Contexte et objectifs de la directive sur la transparence salariale

Un constat d’inégalités persistantes

Malgré des décennies de législation en faveur de l’égalité salariale, les écarts de rémunération entre les femmes et les hommes demeurent significatifs dans l’Union européenne. 

En France, par exemple, l’écart de rémunération entre les femmes et les hommes atteint 14,2 % dans le secteur privé à temps de travail équivalent, et 3,8 % pour le même emploi exercé dans le même établissement en équivalent temps plein. 

Ces inégalités sont le reflet de multiples facteurs : 

  • ségrégation professionnelle, 
  • plafond de verre, 
  • différences dans l’accès aux postes à responsabilité, 
  • mais aussi manque de transparence sur les politiques de rémunération.

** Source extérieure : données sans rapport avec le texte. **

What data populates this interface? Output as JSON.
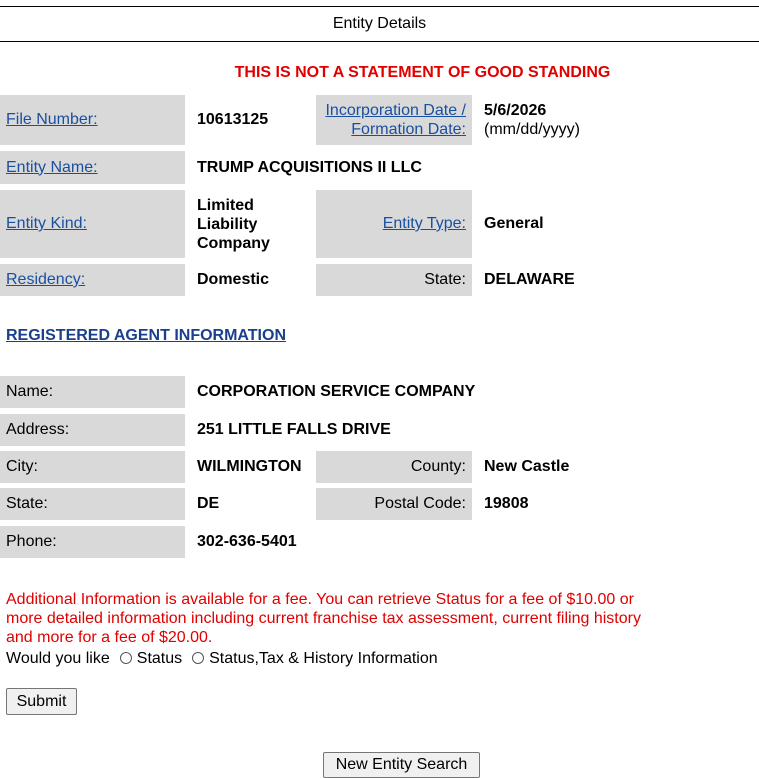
{
  "page": {
    "title": "Entity Details",
    "warning": "THIS IS NOT A STATEMENT OF GOOD STANDING"
  },
  "entity": {
    "file_number_label": "File Number:",
    "file_number": "10613125",
    "inc_date_label_line1": "Incorporation Date /",
    "inc_date_label_line2": "Formation Date:",
    "inc_date": "5/6/2026",
    "inc_date_format": "(mm/dd/yyyy)",
    "name_label": "Entity Name:",
    "name": "TRUMP ACQUISITIONS II LLC",
    "kind_label": "Entity Kind:",
    "kind_line1": "Limited",
    "kind_line2": "Liability",
    "kind_line3": "Company",
    "type_label": "Entity Type:",
    "type": "General",
    "residency_label": "Residency:",
    "residency": "Domestic",
    "state_label": "State:",
    "state": "DELAWARE"
  },
  "agent": {
    "section_title": "REGISTERED AGENT INFORMATION",
    "name_label": "Name:",
    "name": "CORPORATION SERVICE COMPANY",
    "address_label": "Address:",
    "address": "251 LITTLE FALLS DRIVE",
    "city_label": "City:",
    "city": "WILMINGTON",
    "county_label": "County:",
    "county": "New Castle",
    "state_label": "State:",
    "state": "DE",
    "postal_label": "Postal Code:",
    "postal": "19808",
    "phone_label": "Phone:",
    "phone": "302-636-5401"
  },
  "additional": {
    "info_line1": "Additional Information is available for a fee. You can retrieve Status for a fee of $10.00 or",
    "info_line2": "more detailed information including current franchise tax assessment, current filing history",
    "info_line3": "and more for a fee of $20.00.",
    "prompt": "Would you like",
    "option_status": "Status",
    "option_full": "Status,Tax & History Information",
    "submit_label": "Submit",
    "new_search_label": "New Entity Search"
  }
}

L’Europe sociale à l’offensive

Face à ce constat, la Commission européenne a adopté une stratégie pour l’égalité entre les hommes et les femmes pour 2020-2025, qui s’est traduite par l’adoption de plusieurs textes majeurs, dont la directive (UE) 2023/970 sur la transparence salariale. 

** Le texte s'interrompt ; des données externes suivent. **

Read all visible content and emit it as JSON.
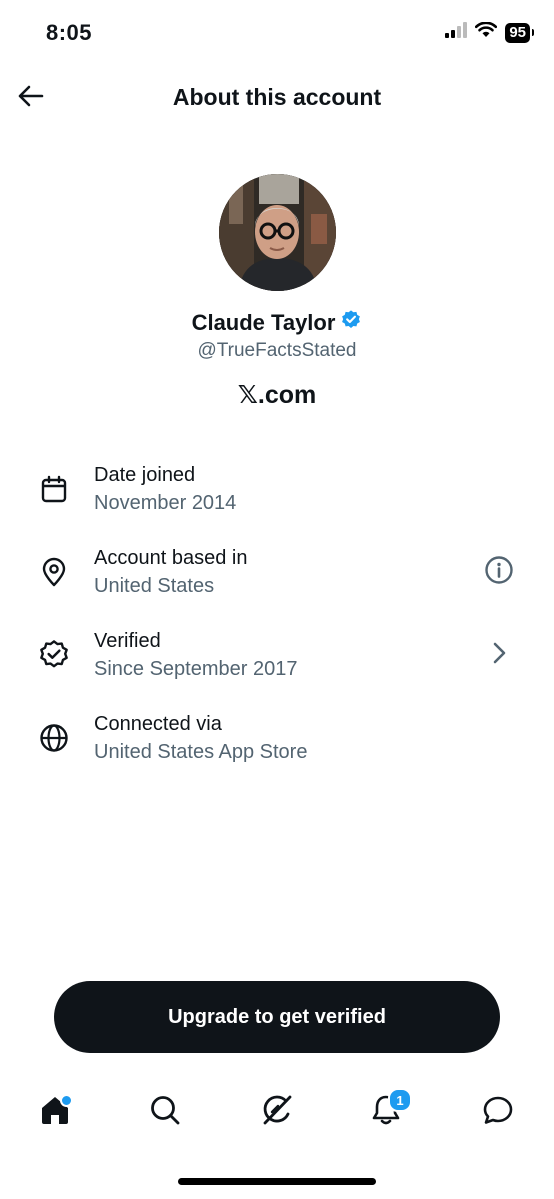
{
  "status_bar": {
    "time": "8:05",
    "battery": "95"
  },
  "header": {
    "title": "About this account"
  },
  "profile": {
    "name": "Claude Taylor",
    "handle": "@TrueFactsStated",
    "website": "𝕏.com",
    "verified": true
  },
  "info": [
    {
      "icon": "calendar-icon",
      "title": "Date joined",
      "value": "November 2014"
    },
    {
      "icon": "location-pin-icon",
      "title": "Account based in",
      "value": "United States",
      "action": "info-icon"
    },
    {
      "icon": "verified-badge-icon",
      "title": "Verified",
      "value": "Since September 2017",
      "action": "chevron-right-icon"
    },
    {
      "icon": "globe-icon",
      "title": "Connected via",
      "value": "United States App Store"
    }
  ],
  "upgrade_button": {
    "label": "Upgrade to get verified"
  },
  "tab_bar": {
    "items": [
      "home",
      "search",
      "grok",
      "notifications",
      "messages"
    ],
    "notifications_badge": "1"
  },
  "colors": {
    "text": "#0f1419",
    "secondary": "#536471",
    "accent": "#1d9bf0"
  }
}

Cette directive s’inscrit dans une dynamique plus large de renforcement des droits sociaux, aux côtés d’autres initiatives telles que la directive sur la présence des femmes dans les conseils d’administration (UE 2022/2381), la directive sur la lutte contre la violence à l’égard des femmes (UE 2024/1385), ou encore la directive sur les salaires minimaux adéquats (UE 2022/2041).

Objectifs de la directive 2023/970

La directive sur la transparence salariale poursuit plusieurs objectifs majeurs :
  • Renforcer l’application du principe d’égalité de rémunération pour un même travail ou un travail de valeur égale.
  • Accroître la transparence des systèmes de rémunération afin de rendre visibles les écarts et de permettre leur correction.
  • Donner aux travailleurs et aux candidats à l’embauche un droit à l’information sur les niveaux de rémunération et les critères d’évolution salariale.
  • Faciliter les voies de recours pour les victimes de discrimination salariale et inverser la charge de la preuve en cas de contentieux.
  • Impliquer les partenaires sociaux dans la mise en œuvre et le suivi des politiques d’égalité salariale.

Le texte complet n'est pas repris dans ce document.